Вернувшись в квартиру, натыкаюсь на пустоту. Моя соседка уехала к своему парню, о чем твердит записка на холодильнике. Он у нас пустой, если не считать банки йогурта, пакета картошки и бутылки вина, закрытой, потому что штопора у нас нет, да и повода выпить тоже.
За окном снова гремит гром, сверкает молния, и я, взяв пижаму и чистое полотенце, ухожу в ванную, где нахожусь непростительно долгое время. Принимаю горячий душ, натираю себя мочалкой так сильно, словно хочу стереть кожу с себя. Выхожу свежей и отдохнувшей, а еще пахнущей персиком. В последнее время мне нравится этот запах. Ложусь на кровать, беру первую попавшуюся книгу с полки и включаю музыку, чтобы послушать ее в наушниках.
Читаю страницу за страницей, полностью погрузившись в книгу. Её сюжет захватывает. Главная героиня потеряла память, а герой притворяется ее любящим парнем, заботится о ней, потому что любит так сильно, что сходит от этого чувства с ума. Лучше уж совсем не любить, чем так.

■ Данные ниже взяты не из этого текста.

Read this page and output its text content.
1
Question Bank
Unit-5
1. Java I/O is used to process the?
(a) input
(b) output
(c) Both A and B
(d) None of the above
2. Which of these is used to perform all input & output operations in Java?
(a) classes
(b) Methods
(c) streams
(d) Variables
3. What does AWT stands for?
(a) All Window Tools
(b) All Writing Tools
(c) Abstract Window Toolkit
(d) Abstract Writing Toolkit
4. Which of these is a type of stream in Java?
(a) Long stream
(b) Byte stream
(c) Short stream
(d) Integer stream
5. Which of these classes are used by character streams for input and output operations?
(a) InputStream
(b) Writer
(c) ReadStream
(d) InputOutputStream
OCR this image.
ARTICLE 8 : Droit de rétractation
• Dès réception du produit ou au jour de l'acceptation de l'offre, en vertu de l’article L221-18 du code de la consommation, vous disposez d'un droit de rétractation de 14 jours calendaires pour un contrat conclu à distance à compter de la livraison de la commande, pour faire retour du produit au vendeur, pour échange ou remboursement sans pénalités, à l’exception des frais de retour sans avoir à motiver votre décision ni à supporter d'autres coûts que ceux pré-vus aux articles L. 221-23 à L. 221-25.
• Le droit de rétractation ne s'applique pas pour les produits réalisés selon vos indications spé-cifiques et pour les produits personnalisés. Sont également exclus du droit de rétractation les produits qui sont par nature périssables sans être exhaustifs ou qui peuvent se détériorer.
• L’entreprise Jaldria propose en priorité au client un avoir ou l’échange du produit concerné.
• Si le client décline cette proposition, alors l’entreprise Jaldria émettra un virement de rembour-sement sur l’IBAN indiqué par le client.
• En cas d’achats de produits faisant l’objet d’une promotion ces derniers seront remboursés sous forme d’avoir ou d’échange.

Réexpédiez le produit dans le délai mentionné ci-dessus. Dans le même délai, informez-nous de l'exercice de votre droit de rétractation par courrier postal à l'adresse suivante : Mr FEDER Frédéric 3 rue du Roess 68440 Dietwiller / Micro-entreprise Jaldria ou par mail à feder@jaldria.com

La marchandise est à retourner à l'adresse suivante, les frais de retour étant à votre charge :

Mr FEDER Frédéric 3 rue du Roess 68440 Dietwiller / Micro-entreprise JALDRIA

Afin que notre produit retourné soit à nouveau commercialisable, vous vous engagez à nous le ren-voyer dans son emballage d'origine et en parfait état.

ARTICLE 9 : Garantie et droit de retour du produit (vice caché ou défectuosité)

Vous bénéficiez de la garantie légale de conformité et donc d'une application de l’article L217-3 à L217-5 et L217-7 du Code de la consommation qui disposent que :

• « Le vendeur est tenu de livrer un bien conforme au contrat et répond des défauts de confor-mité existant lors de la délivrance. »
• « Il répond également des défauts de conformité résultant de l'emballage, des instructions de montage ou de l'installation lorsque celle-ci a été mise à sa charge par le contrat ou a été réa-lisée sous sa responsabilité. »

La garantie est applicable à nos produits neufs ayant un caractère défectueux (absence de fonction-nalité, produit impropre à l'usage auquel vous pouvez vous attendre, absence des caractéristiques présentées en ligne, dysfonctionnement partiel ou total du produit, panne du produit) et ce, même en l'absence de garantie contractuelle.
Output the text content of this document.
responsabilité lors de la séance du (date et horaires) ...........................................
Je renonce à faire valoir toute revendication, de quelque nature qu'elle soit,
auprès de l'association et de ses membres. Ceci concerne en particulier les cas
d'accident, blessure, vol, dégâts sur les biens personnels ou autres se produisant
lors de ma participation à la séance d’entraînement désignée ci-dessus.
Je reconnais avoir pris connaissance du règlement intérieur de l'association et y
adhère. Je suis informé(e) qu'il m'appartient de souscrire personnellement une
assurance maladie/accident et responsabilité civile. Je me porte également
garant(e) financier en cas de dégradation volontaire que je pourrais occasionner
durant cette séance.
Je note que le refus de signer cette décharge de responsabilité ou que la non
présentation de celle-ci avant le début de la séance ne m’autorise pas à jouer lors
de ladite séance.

Засыпаю с книгой в руках, и впервые за долгое время мне снится сон. Я вижу Каренина, он рассказывает какую-то тему, а перед ним только я. Каренин что-то пишет на доске, повернувшись ко мне спиной, а я, наплевав на правила приличия, пялюсь на его задницу. Как и сказала Валя, она действительно прекрасная. Не знаю, занимается ли Каренин в зале, но на него без одежды точно хочется посмотреть. Он все говорит и говорит, пока я рассматриваю его тело.
– Насмотрелась, Гросман? А теперь ответь мне на простой вопрос: как мы будем сдавать экзамен? – он резко поворачивается. Его голос слишком громкий, а взгляд направлен точно на меня.
Я подрываюсь, подскакиваю на кровати и резко вынимаю из ушей наушники, книгу роняю на пол. В комнате темно, по окнам размерено стучат капли дождя. Прижимаю ладонь к колотящемуся сердцу и встряхиваю головой, пытаясь отогнать сон.